Many of us have thought that if we could only see inside someone's head, mysteries would be solved.
Erin Schuman is seeing. And solving.
Her aim is to figure out how the brain changes in response to learning and memory. As one of its projects, her lab analyzes data from electrodes implanted in the brains of epilepsy patients. The patients need surgery because their disease is not responding to drugs, and because physicians can't pinpoint the seizures' origin in the brain.
The electrodes, implanted in the brain's hippocampus, record seizure activity. Later, Schuman's group does simple memory tests with the patients and eavesdrops on the activity of the neurons. In 2006, the group found that the activity of single neurons in the hippocampus appeared to discriminate between new and old (familiar) images presented to the patient. They also found that when people failed to recognize a familiar object, the "familiar object" neurons still fired, indicating some sort of disconnect: the brain was getting it right, but the person still got it wrong.
The epilepsy studies are a small part of what goes on in Schuman's lab, but an important one. "If you want to understand how the brain changes with learning and memory, you'd like rapid behavioral feedback. In most nonhuman animal studies, even in monkeys, it takes a gazillion trials for the animal to show you it has learned something. With humans, you can show them something and 20 minutes later you ask if they remember it, and they say yes or no."

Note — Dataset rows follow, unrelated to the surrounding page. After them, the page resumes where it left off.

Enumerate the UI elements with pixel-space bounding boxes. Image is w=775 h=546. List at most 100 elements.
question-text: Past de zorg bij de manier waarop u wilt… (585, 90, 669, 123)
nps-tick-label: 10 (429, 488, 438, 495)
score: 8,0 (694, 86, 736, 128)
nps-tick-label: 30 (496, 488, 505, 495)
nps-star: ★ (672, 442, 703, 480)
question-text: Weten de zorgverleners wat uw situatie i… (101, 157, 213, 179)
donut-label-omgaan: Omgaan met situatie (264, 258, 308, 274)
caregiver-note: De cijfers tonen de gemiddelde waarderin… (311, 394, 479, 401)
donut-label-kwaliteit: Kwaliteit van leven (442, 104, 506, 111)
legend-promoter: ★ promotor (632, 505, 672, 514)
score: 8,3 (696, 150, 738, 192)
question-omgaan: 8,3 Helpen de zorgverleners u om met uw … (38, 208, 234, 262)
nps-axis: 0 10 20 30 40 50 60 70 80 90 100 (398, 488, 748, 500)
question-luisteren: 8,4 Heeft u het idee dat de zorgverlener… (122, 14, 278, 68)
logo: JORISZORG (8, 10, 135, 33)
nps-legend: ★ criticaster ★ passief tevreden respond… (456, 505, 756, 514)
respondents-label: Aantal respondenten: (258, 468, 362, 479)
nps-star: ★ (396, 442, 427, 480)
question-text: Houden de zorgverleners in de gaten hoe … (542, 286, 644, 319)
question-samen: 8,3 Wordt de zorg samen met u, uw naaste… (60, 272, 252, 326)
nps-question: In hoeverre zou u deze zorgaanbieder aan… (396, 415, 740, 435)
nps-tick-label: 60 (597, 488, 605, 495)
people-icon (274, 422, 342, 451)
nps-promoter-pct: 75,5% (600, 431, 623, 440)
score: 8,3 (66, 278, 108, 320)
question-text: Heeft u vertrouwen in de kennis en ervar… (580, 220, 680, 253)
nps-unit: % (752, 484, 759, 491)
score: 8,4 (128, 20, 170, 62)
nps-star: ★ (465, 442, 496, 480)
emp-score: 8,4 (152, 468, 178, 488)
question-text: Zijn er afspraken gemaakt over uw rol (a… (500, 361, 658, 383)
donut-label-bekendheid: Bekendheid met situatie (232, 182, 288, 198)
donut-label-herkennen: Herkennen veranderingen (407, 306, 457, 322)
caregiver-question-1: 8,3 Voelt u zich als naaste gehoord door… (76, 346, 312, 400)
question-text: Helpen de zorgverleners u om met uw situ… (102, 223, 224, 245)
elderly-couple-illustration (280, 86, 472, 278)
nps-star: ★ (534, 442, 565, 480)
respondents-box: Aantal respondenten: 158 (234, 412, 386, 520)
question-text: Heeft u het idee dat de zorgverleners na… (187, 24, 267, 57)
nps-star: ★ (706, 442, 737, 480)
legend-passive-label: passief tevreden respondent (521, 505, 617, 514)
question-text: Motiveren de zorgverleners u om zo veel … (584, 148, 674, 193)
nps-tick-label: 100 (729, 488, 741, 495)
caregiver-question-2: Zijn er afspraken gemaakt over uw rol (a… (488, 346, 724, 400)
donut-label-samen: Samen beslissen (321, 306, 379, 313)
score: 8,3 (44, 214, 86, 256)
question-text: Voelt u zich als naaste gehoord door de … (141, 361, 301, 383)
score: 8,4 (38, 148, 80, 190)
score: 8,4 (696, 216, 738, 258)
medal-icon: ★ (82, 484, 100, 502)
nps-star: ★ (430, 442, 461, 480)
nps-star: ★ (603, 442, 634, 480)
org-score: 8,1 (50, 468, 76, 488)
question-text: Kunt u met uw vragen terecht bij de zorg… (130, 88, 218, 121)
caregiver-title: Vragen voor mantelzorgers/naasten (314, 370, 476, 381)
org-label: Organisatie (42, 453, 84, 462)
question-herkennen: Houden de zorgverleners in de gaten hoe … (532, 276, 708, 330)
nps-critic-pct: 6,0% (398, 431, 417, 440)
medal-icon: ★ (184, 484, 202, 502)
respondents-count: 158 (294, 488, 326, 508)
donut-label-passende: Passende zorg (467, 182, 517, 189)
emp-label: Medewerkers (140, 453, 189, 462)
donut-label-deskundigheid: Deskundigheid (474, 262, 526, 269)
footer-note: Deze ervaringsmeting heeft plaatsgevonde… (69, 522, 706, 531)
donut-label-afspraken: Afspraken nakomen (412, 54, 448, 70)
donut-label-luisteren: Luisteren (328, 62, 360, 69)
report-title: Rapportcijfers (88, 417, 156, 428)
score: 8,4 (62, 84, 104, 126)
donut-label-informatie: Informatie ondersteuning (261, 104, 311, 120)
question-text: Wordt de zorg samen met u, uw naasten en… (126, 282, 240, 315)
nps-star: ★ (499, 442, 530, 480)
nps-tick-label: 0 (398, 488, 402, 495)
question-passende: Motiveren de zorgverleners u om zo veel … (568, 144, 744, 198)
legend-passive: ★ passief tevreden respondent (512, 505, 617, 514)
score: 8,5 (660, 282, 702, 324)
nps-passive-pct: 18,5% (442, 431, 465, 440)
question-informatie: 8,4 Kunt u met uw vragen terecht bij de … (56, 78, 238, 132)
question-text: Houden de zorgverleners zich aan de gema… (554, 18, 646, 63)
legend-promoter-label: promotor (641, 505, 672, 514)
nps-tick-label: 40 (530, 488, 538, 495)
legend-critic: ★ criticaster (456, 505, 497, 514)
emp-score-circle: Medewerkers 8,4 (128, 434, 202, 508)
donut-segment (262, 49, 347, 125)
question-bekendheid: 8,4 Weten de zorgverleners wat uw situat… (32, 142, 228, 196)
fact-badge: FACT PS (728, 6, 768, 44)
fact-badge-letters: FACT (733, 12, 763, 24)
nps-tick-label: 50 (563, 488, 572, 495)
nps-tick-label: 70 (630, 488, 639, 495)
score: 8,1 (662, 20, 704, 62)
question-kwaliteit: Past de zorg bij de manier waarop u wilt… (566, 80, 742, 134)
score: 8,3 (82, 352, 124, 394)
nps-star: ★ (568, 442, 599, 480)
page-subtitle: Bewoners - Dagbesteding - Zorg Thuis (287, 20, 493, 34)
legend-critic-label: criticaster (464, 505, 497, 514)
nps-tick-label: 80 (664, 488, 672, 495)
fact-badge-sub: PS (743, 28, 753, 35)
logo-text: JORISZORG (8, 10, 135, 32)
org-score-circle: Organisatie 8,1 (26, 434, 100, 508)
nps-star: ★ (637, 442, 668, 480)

This research is allowing the lab to piece together the chain of neuronal firings that represents learning. Schuman's overarching goal: to understand how neurons store information.
Neurons don't touch one another; instead, they communicate by sending messages across the minuscule spaces, called synapses, between them. The strength of communication across synapses changes over time. Schuman's group is studying how these changes occur, and how they relate to learning.
Synapses need new proteins in order to change. Schuman's lab discovered that the new proteins appeared on the scene very rapidly—usually within 20 minutes—after a stimulus. The group thought that instead of being made in a neuron's cell body (where its DNA is), perhaps the proteins were being made in the dendrites: the branched processes that extend from the cell body and provide a home for synapses. Though ribosomes (the machinery for protein synthesis) had been observed in dendrites, dendritic protein synthesis was considered to be "kind of a wacky idea."
But in 2001, the group published time-lapse images showing that, in response to stimuli that change synaptic strength, neurons synthesized these proteins in dendrites.
"We still don't know the logic of cell-body versus dendritically synthesized proteins, but this system allows synapses to use proteins that are made locally. That's important. One cell might have 1,000 synapses, so it could be processing 1,000 bits of information. If all of the proteins were made in the cell body, how would you then target a specific protein to synapse number 507, for example?"
In 2006, Schuman showed that when it comes to changes in synapses, degrading proteins can be just as important as making them. She also showed that this degradation is also probably local. In response to synaptic activity, the proteasome—a cell biological machine that degrades proteins—moves into synapses and stays there. Currently, Schuman and her colleagues are trying to figure out how specific patterns of neural activity get translated into different profiles of protein synthesis and degradation.
Always interested in learning and memory, Schuman earned an undergraduate degree in physiologic psychology. ("It's now called neuroscience.") Her honors thesis was a twin study on what fraction of memory could be attributed to genes versus the environment. For her Ph.D., Schuman studied learning in mollusks. She completed a postdoc with Daniel Madison at Stanford University, where she became interested in synaptic transmission in the hippocampus.
Schuman lives in Southern California with her husband, also a scientist, and three daughters (Emma, Charlotte, and Camille). Even if she does unlock the secrets of the brain, Schuman says that having children is the most rewarding thing she's ever done.